The Full Story
Jamaicans from all walks of life turned out in their thousands on Sunday (July 31) into Monday morning (August 1) to celebrate the nation’s culture at the Seville Emancipation Jubilee at Seville Heritage Park in St. Ann.
The event, which returns to the heritage site after a two-year hiatus due to the coronavirus (COVID-19) pandemic, included an array of cultural performances in song and dance and a concert featuring Marcia Griffiths, Freddie McGregor and Lubert Levy.
Patrons also enjoyed a taste of Nigeria’s rich culture through songs, dances, drama and fashion.
The Jubilee, under the slogan: ‘Reigniting the African Spirit,’ was organised by the Jamaica National Heritage Trust (JNHT), an agency of the Ministry of Culture, Gender, Entertainment and Sport.
It was part of activities for Jamaica 60 under the theme: ‘Reigniting a Nation for Greatness’.
Portfolio Minister, Hon. Olivia Grange, said the traditional African singing and dancing displayed at the event captured the past, while providing a platform for present and future prosperity.
“We sang and danced our way out of slavery. The sounds of Dinki mini, Gerreh, Ettu and Jonkonnu among others, rang loudly through the barracks at nights and drove fear into the hearts of our oppressors while comforting and building resolve within our people. They were songs of freedom,” she said.
She noted that Jamaicans have converted these songs and dances into a globally acclaimed industry “which has helped most of our vulnerable poor and their communities out of poverty to livelihoods of substance.”

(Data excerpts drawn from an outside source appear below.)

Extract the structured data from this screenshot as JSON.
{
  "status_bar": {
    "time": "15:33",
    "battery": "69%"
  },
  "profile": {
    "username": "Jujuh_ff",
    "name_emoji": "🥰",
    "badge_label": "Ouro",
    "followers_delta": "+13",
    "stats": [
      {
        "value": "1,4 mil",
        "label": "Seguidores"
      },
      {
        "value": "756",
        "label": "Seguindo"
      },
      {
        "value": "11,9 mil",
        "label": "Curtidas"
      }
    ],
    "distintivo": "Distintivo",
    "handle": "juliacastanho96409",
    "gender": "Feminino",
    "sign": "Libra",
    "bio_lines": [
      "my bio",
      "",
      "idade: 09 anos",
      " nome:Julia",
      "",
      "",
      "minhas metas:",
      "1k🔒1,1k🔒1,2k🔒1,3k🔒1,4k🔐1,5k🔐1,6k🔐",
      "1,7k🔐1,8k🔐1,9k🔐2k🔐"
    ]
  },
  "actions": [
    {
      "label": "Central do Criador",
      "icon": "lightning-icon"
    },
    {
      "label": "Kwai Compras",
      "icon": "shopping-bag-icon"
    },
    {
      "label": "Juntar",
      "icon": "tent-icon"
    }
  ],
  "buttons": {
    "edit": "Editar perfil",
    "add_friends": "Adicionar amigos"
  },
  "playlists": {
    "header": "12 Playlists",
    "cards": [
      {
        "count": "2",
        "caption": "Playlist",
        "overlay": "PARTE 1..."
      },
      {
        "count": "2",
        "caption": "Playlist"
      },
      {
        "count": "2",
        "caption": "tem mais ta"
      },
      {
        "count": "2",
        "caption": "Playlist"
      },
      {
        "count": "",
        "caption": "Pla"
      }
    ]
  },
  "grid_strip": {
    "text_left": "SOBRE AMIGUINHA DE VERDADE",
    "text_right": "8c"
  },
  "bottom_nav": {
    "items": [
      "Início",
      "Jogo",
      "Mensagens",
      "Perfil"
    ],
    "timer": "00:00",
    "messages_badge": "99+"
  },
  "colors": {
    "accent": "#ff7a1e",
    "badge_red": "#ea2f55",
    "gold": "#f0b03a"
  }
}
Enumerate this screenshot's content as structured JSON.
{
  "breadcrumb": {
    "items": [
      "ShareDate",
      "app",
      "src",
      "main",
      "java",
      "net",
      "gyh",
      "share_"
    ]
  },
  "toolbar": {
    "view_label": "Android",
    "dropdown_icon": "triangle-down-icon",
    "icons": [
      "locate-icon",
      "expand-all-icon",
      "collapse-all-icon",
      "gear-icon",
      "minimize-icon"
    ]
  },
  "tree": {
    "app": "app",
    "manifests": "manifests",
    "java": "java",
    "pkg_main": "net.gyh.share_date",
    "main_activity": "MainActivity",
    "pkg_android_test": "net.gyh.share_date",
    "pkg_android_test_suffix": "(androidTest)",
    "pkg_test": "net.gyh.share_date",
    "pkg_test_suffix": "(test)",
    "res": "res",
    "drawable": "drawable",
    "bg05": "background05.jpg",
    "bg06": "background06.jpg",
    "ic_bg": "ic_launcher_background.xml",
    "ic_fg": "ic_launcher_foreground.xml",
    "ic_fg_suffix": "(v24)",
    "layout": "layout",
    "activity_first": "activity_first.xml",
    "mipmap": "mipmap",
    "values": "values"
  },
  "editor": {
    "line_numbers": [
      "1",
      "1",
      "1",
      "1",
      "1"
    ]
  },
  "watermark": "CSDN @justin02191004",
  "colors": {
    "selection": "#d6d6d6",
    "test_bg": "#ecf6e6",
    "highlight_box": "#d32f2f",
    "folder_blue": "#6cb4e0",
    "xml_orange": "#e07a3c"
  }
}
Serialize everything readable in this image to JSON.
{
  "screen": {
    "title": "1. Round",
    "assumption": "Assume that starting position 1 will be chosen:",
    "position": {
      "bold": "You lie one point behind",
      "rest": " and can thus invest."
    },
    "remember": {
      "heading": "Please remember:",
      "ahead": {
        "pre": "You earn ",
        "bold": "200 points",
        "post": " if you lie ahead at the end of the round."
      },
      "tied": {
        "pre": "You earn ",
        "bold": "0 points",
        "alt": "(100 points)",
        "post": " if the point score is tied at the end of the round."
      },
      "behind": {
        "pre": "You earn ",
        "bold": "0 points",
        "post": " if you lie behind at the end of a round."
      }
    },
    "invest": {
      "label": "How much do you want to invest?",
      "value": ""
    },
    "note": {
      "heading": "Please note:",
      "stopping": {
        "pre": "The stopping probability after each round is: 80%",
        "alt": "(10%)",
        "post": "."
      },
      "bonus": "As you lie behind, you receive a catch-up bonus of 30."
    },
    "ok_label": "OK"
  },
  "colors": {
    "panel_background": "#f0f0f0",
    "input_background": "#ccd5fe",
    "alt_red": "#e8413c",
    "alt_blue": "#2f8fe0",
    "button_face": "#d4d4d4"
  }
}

“Tonight, we pause to honour those ancestors whose name we do not know, those who threw themselves in the oceans and seas during the middle passage, those who were thrown overboard by greedy mercenaries as in the Zong massacre of 1781, who were only intent on securing their monies from insurance companies.
“We also pause to remember Crystal, as she was named, as she was excavated right here at Seville. We salute them all tonight in these songs of freedom; the songs of freedom chant reparations now!,” she stated.
Ms. Grange said that the Ministry is moving apace to develop a national policy on reparatory justice as Government continues the push to repair the damage done to the ancestors.
Minister of Foreign Affairs and Foreign Trade, Senator the Hon Kamina Johnson-Smith, who represented Prime Minster, the Most Hon Andrew Holness at the event, encouraged citizens to use the freedom they enjoy today to work to build the positive Jamaica they desire to see.
“Part of our responsibility is to make the decisions today that will result in a better Jamaica for our descendants, our grandchildren, their grandchildren. That is the responsibility that freedom places on us,” she said.
Ministers Grange and Johnson-Smith were joined by Nigerian Foreign Affairs Minister, Geoffrey Onyeama, who was special guest for the Emancipation Jubilee and North West Manchester
Member of Parliament, Mikael Phillips, in unveiling two story boards.
This is in honour of the African ancestors whose remains were excavated on the grounds of the Seville Heritage Park and late pan-Africanist Minion Phillips affectionately called Sister Minnie.
Sister Minnie, who championed the cause of pan-Africanism for several decades, was Mr. Phillips’ mother.